18 stycznia 2025 roku w gimnazjum w Starej Wsi Spiskiej na Słowacji doszło do ogromnej tragedii. Osiemnastoletni Samuel zamordował koleżankę Alenę (18 lat) oraz wicedyrektorkę Marię (51 lat). Jedna z uczennic, która próbowała pomóc Alenie, została ranna.
"Blesk", powołując się na ustalenia śledczych, donosi, że Samuel miał przygotowaną "listę śmierci". Pojawiły się na niej trzy osoby. Trzecią ofiarą miała być uczennica, która w dniu ataku nie pojawiła się w szkole.
Dalsza część artykułu pod materiałem wideo
Służby przeanalizowały już przebieg zdarzeń. Uzyskane wnioski wskazują na to, że napastnik działał z premedytacją.
Wszystko wskazuje na to, że był to akt zemsty. Samuel był przekonany, że te osoby miały udział w próbie skierowania go na przymusowe leczenie psychiatryczne - przekazał Radovan Branik, słowacki analityk ds. bezpieczeństwa, którego cytuje "Blesk".
Słowacja. Samuel usłyszał zarzuty
Samuel już wcześniej znany był organom ścigania. W 2022 roku został skazany za dwa przestępstwa - pobicie koleżanki oraz groźby karalne wobec innych uczennic. Dwa dni przed atakiem sąd odrzucił wniosek o skierowanie go na leczenie psychiatryczne, mimo jego przewinień.

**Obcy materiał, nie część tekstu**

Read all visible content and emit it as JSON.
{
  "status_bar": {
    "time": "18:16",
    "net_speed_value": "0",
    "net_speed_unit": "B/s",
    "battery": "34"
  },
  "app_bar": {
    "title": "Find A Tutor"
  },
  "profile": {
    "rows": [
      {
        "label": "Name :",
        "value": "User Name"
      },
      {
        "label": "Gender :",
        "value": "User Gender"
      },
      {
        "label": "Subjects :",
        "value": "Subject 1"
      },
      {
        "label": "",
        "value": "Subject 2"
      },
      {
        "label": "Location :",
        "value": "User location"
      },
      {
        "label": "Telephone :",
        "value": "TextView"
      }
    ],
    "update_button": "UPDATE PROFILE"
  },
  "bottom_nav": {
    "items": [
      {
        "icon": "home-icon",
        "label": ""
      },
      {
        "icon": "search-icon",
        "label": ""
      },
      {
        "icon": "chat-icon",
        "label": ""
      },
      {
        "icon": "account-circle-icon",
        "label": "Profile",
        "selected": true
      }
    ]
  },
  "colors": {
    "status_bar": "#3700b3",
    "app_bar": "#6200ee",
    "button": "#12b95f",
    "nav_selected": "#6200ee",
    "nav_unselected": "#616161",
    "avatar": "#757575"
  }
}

Napastnik został zatrzymany przez policję krótko po dokonaniu ataku. W sobotę usłyszał zarzuty zabójstwa z premedytacją, a prokuratura wniosła o tymczasowe aresztowanie.
Słowacja zadaje sobie pytania: czy tragedii można było uniknąć? Czy system sprawiedliwości i opieki zdrowotnej zareagował wystarczająco szybko na sygnały o zagrożeniu? Śledztwo trwa, a społeczeństwo czeka na odpowiedzi.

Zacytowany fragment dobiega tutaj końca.